ESPN’s Buster Olney recently had an interesting chart up where he looked at the value that clubs received on the largest contracts that have even been issued. Here’s the list:
Dollars spent per win above replacement in completed $100 million contracts, through 2011:
|Ken Griffey, Jr||9-year/$116.5M||11.7||$9.96M|
This list represents deals that have expired. But that made me start wondering about the contracts that have been signed more recently and are still ongoing. We obviously can’t take a final tally, but we can look at how things stand as of today. On the heels of the Yu Darvish hoopla I’m going to include Diasuke Matsuzaka in this chart, since the total outlay to acquire him exceeded 100M. With that out of the way, here’s the list of current $100M+ players.
(Note-WAR is via Fangraphs, contracts from Cots)
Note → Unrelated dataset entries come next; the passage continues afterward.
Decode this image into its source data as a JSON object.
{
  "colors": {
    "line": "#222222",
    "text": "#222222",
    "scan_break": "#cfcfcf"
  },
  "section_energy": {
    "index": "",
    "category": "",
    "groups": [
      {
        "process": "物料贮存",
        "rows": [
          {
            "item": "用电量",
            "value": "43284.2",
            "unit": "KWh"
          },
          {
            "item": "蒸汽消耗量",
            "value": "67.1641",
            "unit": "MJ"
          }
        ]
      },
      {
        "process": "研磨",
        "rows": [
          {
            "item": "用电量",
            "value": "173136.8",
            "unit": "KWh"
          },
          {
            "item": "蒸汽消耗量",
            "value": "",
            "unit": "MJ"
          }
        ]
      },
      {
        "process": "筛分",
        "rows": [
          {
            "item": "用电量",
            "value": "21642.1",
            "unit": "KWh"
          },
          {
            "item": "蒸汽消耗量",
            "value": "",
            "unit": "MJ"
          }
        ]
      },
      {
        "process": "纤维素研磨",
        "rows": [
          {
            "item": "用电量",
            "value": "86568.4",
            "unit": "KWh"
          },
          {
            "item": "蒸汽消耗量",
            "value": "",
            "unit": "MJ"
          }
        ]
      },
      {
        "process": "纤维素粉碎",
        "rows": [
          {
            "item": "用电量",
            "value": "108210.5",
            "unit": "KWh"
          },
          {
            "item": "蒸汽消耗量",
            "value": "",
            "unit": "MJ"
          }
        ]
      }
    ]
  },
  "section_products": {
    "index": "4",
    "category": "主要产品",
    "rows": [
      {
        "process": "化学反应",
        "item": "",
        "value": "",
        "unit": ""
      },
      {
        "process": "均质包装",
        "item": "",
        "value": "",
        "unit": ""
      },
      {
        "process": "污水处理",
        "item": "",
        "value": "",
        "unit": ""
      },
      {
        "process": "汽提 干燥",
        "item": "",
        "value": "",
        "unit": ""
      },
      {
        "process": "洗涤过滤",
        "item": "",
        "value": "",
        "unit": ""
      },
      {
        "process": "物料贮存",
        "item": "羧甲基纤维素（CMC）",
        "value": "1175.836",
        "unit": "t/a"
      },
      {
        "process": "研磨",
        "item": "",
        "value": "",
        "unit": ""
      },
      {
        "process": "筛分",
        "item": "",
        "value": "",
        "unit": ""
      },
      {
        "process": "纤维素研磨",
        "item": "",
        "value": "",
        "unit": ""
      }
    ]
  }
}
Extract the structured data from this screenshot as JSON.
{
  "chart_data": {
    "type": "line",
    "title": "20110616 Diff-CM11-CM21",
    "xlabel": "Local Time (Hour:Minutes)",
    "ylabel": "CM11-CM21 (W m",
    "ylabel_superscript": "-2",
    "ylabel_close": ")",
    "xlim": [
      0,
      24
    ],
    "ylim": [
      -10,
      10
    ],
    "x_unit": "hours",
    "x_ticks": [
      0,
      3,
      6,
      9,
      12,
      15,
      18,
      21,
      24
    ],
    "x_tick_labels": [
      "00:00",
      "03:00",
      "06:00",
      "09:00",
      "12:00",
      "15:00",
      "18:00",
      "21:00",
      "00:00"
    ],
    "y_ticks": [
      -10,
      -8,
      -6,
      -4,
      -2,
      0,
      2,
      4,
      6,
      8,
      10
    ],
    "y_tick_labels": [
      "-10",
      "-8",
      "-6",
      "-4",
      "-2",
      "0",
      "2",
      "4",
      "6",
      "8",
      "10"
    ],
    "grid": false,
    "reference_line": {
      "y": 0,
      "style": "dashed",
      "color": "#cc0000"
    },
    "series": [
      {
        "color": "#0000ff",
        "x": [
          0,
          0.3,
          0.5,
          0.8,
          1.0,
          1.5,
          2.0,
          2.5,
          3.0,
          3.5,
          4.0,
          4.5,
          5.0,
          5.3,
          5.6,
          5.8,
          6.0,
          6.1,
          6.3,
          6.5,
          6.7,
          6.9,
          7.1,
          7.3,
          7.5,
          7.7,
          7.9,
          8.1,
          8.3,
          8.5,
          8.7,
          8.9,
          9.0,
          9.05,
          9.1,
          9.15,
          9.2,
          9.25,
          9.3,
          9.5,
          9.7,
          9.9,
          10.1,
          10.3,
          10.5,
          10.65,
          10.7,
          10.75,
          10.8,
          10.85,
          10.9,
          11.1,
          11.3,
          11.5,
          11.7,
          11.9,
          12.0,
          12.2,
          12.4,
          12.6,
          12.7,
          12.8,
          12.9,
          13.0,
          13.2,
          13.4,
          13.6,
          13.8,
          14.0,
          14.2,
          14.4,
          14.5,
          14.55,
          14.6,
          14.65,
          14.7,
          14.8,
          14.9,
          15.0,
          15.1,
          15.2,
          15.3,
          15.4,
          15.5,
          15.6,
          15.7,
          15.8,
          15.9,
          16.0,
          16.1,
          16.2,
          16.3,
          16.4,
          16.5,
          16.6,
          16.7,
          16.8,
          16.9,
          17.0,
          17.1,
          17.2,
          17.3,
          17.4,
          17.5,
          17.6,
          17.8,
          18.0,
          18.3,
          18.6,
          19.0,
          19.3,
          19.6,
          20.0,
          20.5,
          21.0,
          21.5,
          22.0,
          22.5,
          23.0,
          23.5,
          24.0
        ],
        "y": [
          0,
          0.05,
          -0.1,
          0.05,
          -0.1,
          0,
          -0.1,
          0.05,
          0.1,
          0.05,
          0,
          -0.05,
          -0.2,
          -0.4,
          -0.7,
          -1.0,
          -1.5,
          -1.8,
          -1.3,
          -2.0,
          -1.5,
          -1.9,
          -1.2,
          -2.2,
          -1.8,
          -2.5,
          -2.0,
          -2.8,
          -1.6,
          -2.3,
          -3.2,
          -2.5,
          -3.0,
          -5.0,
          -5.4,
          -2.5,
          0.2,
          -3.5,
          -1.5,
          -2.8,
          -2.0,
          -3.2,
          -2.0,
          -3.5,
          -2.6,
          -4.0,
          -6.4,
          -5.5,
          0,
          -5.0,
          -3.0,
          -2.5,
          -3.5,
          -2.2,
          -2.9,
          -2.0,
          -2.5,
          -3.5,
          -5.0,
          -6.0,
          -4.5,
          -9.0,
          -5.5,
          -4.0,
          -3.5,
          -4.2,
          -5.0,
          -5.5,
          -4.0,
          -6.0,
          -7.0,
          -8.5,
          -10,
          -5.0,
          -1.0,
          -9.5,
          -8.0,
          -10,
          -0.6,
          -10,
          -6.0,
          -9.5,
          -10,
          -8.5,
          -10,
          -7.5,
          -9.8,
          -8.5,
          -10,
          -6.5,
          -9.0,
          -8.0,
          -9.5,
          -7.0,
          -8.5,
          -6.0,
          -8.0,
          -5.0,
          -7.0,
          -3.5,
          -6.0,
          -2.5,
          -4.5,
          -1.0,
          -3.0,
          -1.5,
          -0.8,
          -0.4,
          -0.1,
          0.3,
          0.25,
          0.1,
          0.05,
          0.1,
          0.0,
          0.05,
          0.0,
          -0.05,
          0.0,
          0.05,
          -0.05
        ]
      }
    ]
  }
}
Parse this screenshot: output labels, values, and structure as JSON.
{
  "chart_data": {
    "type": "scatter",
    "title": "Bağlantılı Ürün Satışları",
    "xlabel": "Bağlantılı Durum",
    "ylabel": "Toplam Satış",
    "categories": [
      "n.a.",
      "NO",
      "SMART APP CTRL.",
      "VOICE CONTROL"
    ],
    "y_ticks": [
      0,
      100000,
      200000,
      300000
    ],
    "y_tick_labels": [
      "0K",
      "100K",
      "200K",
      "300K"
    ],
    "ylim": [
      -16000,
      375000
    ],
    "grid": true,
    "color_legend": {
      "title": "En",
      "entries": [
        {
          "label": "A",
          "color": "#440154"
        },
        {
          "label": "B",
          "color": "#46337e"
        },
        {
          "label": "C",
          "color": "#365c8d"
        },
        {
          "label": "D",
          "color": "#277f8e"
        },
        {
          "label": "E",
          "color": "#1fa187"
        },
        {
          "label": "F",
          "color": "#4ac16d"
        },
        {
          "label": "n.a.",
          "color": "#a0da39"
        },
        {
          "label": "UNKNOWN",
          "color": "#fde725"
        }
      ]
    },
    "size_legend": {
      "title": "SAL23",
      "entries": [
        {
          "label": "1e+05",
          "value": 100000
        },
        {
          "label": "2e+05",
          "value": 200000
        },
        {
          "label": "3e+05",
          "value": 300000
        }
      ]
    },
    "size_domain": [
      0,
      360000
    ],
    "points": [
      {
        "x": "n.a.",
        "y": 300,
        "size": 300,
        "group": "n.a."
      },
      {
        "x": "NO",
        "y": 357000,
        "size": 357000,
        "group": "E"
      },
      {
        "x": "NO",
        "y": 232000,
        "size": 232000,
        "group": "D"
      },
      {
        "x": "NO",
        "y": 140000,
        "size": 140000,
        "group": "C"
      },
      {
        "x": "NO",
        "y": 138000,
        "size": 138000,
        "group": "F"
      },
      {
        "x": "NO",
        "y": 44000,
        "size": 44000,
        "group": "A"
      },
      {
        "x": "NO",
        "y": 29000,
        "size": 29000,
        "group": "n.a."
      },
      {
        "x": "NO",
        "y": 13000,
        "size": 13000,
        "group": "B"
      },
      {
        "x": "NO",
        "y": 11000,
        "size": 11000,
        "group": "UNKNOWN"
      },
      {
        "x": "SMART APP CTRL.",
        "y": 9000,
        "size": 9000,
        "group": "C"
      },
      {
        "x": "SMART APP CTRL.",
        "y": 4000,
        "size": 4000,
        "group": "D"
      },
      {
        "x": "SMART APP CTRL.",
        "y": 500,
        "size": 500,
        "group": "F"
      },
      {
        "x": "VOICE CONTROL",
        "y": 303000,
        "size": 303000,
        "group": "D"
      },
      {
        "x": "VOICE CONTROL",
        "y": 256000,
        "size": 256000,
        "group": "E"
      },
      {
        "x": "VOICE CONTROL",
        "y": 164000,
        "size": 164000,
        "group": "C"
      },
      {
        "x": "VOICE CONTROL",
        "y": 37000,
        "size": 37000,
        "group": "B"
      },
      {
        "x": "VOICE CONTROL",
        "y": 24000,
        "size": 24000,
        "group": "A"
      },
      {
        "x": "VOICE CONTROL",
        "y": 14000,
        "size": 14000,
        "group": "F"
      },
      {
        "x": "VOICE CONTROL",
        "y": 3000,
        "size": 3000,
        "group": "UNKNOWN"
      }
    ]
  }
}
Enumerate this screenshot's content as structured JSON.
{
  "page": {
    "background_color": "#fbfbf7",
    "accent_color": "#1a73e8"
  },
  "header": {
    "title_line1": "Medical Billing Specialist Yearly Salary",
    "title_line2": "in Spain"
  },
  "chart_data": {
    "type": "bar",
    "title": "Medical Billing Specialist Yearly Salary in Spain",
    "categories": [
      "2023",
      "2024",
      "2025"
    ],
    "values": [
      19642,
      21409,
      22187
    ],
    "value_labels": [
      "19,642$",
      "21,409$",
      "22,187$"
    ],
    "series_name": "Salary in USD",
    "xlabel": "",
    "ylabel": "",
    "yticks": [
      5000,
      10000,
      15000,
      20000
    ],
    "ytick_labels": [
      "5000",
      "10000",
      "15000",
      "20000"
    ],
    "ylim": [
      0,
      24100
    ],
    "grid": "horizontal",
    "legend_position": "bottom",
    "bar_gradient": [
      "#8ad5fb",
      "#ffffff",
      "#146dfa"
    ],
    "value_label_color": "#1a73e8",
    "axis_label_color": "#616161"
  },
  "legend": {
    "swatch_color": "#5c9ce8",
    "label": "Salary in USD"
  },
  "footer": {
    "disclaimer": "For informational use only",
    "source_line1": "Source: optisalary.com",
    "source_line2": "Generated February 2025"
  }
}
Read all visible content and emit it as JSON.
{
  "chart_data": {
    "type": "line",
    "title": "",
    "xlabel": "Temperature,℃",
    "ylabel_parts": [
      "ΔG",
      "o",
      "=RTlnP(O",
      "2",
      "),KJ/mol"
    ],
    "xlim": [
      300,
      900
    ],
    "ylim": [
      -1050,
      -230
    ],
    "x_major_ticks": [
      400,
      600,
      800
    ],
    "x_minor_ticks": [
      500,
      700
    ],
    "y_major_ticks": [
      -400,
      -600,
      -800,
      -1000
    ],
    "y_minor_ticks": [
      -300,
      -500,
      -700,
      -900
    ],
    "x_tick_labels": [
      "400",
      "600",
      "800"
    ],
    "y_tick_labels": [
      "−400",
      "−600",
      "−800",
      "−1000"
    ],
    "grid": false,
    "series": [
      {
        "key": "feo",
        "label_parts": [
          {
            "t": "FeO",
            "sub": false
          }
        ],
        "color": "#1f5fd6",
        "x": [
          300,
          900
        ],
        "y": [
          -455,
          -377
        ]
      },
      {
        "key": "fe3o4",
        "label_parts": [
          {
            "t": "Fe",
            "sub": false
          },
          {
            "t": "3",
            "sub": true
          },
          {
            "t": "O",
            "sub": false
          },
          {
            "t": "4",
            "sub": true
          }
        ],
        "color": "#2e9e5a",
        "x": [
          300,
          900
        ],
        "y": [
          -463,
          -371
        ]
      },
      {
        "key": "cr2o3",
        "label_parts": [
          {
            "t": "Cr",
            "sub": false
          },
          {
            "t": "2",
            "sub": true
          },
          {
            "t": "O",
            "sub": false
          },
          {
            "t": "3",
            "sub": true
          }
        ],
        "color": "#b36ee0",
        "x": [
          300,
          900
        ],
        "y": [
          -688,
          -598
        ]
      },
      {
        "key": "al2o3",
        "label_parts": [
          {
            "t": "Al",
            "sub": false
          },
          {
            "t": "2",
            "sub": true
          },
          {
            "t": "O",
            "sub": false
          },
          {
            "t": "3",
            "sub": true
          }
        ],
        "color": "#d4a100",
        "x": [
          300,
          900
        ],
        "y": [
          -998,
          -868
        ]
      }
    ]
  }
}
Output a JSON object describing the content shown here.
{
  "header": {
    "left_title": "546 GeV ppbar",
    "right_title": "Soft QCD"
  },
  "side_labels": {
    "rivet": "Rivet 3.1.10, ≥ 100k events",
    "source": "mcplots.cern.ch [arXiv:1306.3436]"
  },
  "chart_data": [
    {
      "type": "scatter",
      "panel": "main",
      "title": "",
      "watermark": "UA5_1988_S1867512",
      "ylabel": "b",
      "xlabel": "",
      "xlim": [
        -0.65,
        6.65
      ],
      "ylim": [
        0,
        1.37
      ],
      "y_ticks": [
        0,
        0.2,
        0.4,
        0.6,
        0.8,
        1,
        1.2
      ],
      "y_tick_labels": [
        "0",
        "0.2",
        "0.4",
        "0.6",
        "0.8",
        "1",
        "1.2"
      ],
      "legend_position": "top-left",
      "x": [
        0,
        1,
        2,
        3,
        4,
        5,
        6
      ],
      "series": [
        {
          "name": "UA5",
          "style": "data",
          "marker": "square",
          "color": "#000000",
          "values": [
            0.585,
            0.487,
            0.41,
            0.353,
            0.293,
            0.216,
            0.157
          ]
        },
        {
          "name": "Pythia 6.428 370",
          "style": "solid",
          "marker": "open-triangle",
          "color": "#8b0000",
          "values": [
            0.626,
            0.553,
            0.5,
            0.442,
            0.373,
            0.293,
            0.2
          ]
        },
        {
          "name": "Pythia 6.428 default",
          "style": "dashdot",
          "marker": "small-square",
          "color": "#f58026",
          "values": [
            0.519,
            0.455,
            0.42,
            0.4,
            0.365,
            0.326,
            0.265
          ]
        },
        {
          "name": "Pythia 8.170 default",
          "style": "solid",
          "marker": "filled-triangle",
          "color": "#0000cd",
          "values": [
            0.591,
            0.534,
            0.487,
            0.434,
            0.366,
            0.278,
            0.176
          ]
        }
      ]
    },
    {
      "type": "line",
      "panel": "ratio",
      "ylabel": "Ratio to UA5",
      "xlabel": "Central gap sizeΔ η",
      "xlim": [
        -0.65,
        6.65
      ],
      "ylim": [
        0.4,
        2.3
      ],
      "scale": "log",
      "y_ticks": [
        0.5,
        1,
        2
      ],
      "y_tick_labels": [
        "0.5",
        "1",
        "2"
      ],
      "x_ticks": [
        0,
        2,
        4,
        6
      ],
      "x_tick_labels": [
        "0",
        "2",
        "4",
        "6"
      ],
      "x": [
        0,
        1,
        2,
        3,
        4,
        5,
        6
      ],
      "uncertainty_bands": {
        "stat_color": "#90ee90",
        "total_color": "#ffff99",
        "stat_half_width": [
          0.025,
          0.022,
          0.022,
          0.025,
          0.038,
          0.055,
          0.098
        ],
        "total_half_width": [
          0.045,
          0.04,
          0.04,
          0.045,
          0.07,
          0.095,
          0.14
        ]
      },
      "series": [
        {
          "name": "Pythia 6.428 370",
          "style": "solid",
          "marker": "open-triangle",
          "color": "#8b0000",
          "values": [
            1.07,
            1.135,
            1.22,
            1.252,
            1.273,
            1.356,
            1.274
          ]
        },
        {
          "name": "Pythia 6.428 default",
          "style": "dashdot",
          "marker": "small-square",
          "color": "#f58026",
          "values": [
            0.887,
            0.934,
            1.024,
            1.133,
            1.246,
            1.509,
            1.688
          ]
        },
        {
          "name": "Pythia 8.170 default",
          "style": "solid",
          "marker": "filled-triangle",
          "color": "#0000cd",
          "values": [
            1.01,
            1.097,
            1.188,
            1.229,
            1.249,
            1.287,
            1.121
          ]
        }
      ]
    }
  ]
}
|Miguel Cabrera||(8-year/152M) $66.3M||21.7||$3.05M|
|CC Sabathia||(7 year/$161M) $60M||18.7||$3.21M|
|Mark Teixeira||(8-year/$180M) $62.5M||12.6||$4.96M|
|Alfonso Soriano||(8-year/$136M) $82M||15.5||$5.29M|
|Alex Rodriguez||(10-year/$275M) $122M||18.6||$6.55M|
|Johan Santana||(6-year/$137.5M) $82.5M||10.9||$7.57M|
|Diasuke Matsuzaka||(5-year/$101.1M) $101.1M||10.6||$9.53M|
|Vernon Wells||(7-year/$126M) $63M||5.6||$11.25M|
|Barry Zito||(7-year/119M) $80M||6.6||$12.12M|
|Joe Mauer||(8-year/$184M) $23M||1.8||$12.77M|
As you can see, very few of these contracts have yielded good value. It’s far too soon to draw any conclusions on some of them, with the Joe Mauer deal at the head of that list. But its safe to say that once you get into 9 figures, almost everything has to go right in order for the team to get good value. It’s also safe to say that many of these deals will only look worse as they proceed, with Soriano, Wells and A-Rod aging and Santana attempting to return from major shoulder surgery.
The Yanks have been relatively quiet this offseason, but I think these charts show pretty clearly that just because you spend a ton of money, that doesn’t mean you are necessarily getting production in return. More often than not, you don’t.